The validity of Swiss-style claims has yet to be explicitly considered by an Australian court, however, the relatively recent decision of Justice Yates in Otsuka Pharmaceutical Co., Ltd v Generic Health Pty Ltd (No 4)  FCA 634 provides a useful discussion of the construction of Swiss-style claims. In this case, the question considered was “should an invention defined by a Swiss type claim be characterised as a product or as a method or process?” Following from decisions of European and New Zealand courts, it was concluded “an invention defined by a Swiss type claim is appropriately characterised as a method or process” (Generic Health at ).
“For use” claims
In Europe, second medical uses are most preferably claimed using EPC 2000 claims of the form “[Compound X] for use in the treatment of [condition Y]”. However, under Australian law, the limitation imparted by this phrase is such that the compound is considered to be suitable for the recited application rather than being restricted to that application. Thus the above claim would be understood as being directed to “Compound X”. If an applicant were to attempt to claim a second medical use in this fashion, the Examiner would raise a novelty objection if the compound itself lacked novelty. Alternately, if the compound was novel, such a claim would not actually be directed to the medical use.
Infringement of Method of Treatment and Swiss Style Claims
The approach to determining infringement of method of treatment and Swiss-style claims is different.
Pursuant to s13 of the Australian Patents Act (1990) (“the Act”), a patentee has the exclusive right to exploit in the patent area (effectively Australia) the claimed invention, and also to authorize another person to exploit the invention. A valid claim of a patent will be directly infringed if an unauthorised party exploits the claimed invention in Australia.
Swiss-style claims are directly infringed by an unauthorised third party importing, marketing or supplying the generic products for the claimed therapeutic use. The question at hand in Generic Health was one of infringement and the correct characterisation of the relevant (Swiss-style) claims determined Justice Yates’ decision regarding their infringement.
At paragraph  Justice Yates held “I am satisfied that the respondent’s intention to import, market and supply the GH products, whose scope of therapeutic use, as registered, plainly includes the therapeutic use defined in claim 1, is a threatened exploitation of the invention and would have been a threatened infringement of the claim, had it been valid.”
In contrast to Swiss-style claims, method of treatment claims are not directly infringed by an unauthorised third party importing, marketing or supplying the generic products for the claimed therapeutic use. Method of treatment claims are only directly infringed by the patient or administering physician. Therefore in order for a patentee to prevent an unauthorised third party from supplying the generic products, the patentee must rely on the contributory infringement provision of the Act, s117, which states:
“If the use of a product by a person would infringe a patent, the supply of that product by one person to another is an infringement of the patent by the supplier unless the supplier is the patentee or licensee of the patent.”

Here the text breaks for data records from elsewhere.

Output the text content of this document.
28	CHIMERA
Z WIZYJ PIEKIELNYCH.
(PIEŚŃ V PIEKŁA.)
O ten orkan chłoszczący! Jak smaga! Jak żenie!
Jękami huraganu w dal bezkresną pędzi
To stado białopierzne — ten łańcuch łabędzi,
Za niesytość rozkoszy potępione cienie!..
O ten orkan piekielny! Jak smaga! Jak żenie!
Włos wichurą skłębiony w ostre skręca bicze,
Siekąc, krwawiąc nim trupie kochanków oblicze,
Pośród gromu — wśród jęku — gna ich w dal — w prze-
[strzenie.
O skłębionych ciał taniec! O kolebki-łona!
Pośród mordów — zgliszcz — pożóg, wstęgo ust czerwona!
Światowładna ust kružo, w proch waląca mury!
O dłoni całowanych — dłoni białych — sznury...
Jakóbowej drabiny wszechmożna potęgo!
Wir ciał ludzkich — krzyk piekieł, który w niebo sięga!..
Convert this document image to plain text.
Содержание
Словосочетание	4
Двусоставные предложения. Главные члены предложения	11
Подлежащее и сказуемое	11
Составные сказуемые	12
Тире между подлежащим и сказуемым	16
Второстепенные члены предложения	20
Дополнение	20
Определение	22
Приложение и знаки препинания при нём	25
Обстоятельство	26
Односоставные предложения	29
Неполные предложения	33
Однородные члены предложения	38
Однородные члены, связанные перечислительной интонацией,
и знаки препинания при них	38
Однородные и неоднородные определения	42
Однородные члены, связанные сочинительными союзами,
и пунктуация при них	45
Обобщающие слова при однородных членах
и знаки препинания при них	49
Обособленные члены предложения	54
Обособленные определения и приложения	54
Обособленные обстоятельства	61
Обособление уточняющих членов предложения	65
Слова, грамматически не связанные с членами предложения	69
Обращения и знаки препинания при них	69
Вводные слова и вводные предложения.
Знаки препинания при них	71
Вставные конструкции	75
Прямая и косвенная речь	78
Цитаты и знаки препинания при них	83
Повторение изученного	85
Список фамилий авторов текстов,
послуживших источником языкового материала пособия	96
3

Although Swiss-style claims are of lesser significance in Australia than in other jurisdictions where method of treatment claims are not allowable, given the different approach to determining infringement of Swiss-style and method of treatment claims, we recommend the continued inclusion of both claim types in Australian patent applications. We also recommend against the inclusion of “for use” claims as they provide no tangible limitation to using the medicament for a specific medical treatment, and thus a claim to the medicament per se is more appropriate.